The head of Romania’s ruling Social Democrat party, Liviu Dragnea, was sentenced to three and a half years in prison by the Supreme Court yesterday (21 June) for inciting others to abuse of office, prompting thousands to rally against his government.
Dragnea, who is also speaker of the lower house, was found guilty of keeping two women on the payroll of a state agency in 2006-2013 even though they were employed by his party.
Romania’s most powerful politician, he has repeatedly denied all the charges and is expected to appeal the verdict, which relates to when he was a county council chief.
A fresh criminal conviction for Dragnea, who is already barred from becoming prime minister because of a previous conviction for vote-rigging, could weaken his grip on Romania’s biggest party and the five-month-old government.

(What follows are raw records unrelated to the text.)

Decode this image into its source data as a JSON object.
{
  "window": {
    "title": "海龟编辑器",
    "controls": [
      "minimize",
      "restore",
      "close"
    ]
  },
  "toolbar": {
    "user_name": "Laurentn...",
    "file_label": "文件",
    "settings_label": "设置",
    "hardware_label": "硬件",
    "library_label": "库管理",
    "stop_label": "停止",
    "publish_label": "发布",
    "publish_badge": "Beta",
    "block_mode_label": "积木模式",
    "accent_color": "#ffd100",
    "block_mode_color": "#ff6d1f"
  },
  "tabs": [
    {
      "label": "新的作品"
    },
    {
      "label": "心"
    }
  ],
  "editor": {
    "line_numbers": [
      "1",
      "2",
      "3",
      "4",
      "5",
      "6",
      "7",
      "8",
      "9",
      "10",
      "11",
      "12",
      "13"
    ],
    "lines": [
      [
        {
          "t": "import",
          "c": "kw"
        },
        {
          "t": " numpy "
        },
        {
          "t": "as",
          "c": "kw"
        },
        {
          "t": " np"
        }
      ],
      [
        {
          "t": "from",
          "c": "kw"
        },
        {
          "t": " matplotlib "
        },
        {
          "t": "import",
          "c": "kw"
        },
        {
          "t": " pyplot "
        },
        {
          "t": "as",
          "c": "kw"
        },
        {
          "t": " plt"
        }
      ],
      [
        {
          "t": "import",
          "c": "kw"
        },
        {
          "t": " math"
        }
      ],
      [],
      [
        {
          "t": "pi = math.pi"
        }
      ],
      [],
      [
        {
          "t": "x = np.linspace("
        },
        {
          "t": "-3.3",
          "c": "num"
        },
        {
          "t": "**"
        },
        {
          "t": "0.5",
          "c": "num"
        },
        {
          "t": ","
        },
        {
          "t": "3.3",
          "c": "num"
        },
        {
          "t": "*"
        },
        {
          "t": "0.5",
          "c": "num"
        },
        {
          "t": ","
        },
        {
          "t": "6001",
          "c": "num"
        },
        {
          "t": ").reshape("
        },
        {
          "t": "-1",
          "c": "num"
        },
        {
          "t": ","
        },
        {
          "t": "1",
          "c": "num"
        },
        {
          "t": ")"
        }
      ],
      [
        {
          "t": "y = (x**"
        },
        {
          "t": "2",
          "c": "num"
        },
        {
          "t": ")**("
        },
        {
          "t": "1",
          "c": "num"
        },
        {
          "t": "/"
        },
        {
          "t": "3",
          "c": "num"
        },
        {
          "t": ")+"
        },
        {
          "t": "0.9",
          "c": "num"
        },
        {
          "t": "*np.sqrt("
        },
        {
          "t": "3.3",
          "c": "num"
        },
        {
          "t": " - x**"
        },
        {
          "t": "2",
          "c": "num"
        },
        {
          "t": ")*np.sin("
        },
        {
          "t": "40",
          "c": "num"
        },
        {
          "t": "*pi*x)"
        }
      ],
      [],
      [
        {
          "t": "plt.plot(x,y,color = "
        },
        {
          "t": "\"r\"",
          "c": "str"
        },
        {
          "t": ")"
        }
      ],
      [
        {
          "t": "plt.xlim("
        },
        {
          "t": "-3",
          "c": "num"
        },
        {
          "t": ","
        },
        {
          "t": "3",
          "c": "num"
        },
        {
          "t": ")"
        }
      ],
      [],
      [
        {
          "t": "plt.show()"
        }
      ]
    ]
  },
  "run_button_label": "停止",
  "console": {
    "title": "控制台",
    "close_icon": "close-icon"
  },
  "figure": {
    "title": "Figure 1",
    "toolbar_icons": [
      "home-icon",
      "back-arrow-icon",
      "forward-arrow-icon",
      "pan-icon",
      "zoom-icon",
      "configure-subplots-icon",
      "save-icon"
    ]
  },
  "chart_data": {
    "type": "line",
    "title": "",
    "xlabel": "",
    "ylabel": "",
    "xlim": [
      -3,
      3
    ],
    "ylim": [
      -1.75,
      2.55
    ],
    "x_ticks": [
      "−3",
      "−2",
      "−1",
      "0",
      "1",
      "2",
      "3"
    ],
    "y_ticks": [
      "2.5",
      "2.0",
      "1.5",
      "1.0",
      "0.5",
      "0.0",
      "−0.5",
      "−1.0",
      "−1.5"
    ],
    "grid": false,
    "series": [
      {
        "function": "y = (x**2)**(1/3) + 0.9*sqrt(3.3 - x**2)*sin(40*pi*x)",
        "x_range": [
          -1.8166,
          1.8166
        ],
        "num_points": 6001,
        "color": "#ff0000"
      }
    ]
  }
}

He will not be jailed before an appeal is heard and the court issues a final verdict, but more than 5,000 people gathered outside the government headquarters demanding the resignation of Dragnea as speaker as well as of Prime Minister Viorica Dancila, his Social Democrat ally.
“Thieves, resignation, resignation,” shouted the crowds. Several more thousand rallied peacefully in smaller cities across the country including Transylvania’s Sibiu and Cluj.
Under the Romanian legal system, Thursday’s sentence is preliminary. He will be able to remain party leader and speaker while the legal process continues.
Arguments about how to fight corruption in one of Europe’s most graft-prone states have dominated Romanian politics since it joined the European Union just over a decade ago and magistrates have often complained of political pressures.
“Today’s ruling is a courageous act by Romanian magistrates, it is of paramount significance for the judiciary,” said political commentator Cristian Tudor Popescu.
At the start of 2017, attempts by Dragnea’s coalition government to weaken anti-corruption legislation triggered the country’s biggest protests in decades.
This week parliament approved legal changes that critics said could encourage criminals to act with impunity, the latest twist in a regional drama that has exposed the fragility of eastern Europe’s post-communist democracies.
Dragnea was cleared of a separate, intellectual forgery charge on Thursday, the court said.
A final verdict, following his appeal might take months, analysts say, with magistrates on summer recess for two months until the start of September.
Top Social Democrats will meet on Friday and analysts expect them to voice their support for their leader. Several senior members have already denounced the ruling as politically-motivated.